8 avril 2021 | Massimo Introvigne | BitterWinter

It was the evening of March 27, Saturday, in the Purana Qila area of Rawalpindi. Suddenly, a mob stormed the 100-year-old Hindu temple. They damaged the main door, another door, and a staircase. Reportedly, some also tried unsuccessfully to set fire to the historical temple.

When the police arrived, those responsible had escaped. They have not been identified, but the police promised to protect the temple and the home of Om Prakash, the temple administrator.

The temple was undertaking renovation and should be opened soon. No personnel were working in the temple at the time of the attack, as Hindus were preparing for their Holi festival, which this year fell on March 28 and 29.

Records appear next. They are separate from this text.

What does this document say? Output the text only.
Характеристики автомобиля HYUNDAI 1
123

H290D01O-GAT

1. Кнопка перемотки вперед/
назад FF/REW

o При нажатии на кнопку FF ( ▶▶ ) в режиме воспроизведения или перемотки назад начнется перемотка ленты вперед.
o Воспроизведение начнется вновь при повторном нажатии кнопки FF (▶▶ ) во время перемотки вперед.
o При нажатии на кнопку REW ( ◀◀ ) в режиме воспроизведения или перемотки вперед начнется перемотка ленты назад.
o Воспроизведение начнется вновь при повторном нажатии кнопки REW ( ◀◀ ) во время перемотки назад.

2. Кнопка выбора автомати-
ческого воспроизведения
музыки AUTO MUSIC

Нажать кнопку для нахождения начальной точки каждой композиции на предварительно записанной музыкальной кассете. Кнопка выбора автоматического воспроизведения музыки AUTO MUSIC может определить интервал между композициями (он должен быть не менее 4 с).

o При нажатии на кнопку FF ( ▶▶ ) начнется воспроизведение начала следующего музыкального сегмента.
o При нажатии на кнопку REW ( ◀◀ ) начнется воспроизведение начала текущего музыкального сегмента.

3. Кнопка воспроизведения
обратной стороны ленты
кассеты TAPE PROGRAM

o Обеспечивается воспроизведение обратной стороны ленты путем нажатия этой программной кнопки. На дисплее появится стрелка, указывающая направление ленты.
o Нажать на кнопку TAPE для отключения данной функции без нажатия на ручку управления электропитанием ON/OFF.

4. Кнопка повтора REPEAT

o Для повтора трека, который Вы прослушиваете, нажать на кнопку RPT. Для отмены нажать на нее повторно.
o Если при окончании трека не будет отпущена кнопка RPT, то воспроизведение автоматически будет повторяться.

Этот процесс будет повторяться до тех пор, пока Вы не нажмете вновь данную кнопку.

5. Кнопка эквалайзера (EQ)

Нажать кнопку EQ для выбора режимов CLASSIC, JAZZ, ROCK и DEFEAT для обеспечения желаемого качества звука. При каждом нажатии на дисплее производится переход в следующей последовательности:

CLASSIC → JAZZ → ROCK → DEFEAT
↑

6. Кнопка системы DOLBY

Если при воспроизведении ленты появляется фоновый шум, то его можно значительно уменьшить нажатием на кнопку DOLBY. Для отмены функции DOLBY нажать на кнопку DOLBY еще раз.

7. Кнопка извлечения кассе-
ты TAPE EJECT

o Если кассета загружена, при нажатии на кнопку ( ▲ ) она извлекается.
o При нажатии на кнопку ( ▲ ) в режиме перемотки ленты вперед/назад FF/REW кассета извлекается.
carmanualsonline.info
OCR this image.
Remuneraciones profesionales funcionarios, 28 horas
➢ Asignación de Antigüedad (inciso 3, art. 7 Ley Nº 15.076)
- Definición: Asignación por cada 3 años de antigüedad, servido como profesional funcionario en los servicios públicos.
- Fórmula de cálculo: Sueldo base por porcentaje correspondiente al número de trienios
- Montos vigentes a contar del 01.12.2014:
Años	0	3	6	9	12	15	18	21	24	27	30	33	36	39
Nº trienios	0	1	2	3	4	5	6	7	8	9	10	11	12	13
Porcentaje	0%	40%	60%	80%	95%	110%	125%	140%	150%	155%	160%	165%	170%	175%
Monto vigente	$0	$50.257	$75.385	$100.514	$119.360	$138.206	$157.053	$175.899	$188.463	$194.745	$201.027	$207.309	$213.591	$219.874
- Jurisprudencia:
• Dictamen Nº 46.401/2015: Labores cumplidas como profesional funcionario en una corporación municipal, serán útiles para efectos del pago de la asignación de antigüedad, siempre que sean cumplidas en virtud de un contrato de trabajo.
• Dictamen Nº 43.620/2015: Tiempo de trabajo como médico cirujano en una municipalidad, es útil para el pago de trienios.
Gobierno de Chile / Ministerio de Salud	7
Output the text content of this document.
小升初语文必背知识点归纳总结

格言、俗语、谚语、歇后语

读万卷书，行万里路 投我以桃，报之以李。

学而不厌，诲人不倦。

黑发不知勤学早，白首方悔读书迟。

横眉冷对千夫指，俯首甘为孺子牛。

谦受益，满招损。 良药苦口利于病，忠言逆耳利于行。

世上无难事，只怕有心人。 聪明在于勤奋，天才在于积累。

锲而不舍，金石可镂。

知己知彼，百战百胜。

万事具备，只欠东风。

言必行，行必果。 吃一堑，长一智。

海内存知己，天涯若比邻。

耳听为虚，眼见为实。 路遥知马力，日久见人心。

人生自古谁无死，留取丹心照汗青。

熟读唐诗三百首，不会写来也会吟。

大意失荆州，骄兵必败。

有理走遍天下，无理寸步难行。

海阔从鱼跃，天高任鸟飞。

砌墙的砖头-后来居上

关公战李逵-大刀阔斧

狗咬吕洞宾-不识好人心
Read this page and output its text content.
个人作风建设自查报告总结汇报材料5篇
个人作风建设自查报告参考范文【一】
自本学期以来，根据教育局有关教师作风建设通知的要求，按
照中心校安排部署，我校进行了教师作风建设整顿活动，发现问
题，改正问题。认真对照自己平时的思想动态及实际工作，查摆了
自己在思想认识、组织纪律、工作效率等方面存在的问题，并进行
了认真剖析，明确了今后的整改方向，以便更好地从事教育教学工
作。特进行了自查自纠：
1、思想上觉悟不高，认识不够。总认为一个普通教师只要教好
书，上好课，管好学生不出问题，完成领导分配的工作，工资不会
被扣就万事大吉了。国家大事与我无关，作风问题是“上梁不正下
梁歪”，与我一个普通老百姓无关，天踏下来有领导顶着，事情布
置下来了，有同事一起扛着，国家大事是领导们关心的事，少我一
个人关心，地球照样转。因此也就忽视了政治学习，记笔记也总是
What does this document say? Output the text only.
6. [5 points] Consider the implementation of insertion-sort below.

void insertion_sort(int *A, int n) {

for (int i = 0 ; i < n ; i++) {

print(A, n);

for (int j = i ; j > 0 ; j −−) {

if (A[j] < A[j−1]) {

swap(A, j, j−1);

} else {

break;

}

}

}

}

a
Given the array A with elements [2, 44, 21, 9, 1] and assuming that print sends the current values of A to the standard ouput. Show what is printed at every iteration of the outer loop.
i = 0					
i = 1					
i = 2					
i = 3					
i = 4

As is usual for Hindu temples in Pakistan, it was not only a case of religious intolerance. Probably, organized crime was also involved in the attack.

A usual expression in Pakistan is “encroachment mafia.” Protected by organized crime, but often also by local authorities, shop owners illegally occupy land belonging to religious minorities with shops and kiosks.

On March 24, some of the encroachers had been compelled to leave, following a complaint by the temple administrators. This explains the violent reaction of March 27.

The incident took place in a climate of harassment of the Hindu minority that several NGOs and international reports on religious liberty have denounced. Hindu and Sikh places of worship are often desecrated, with little or no police reaction. A report has called the situation of Hindus in Pakistan “informal apartheid.”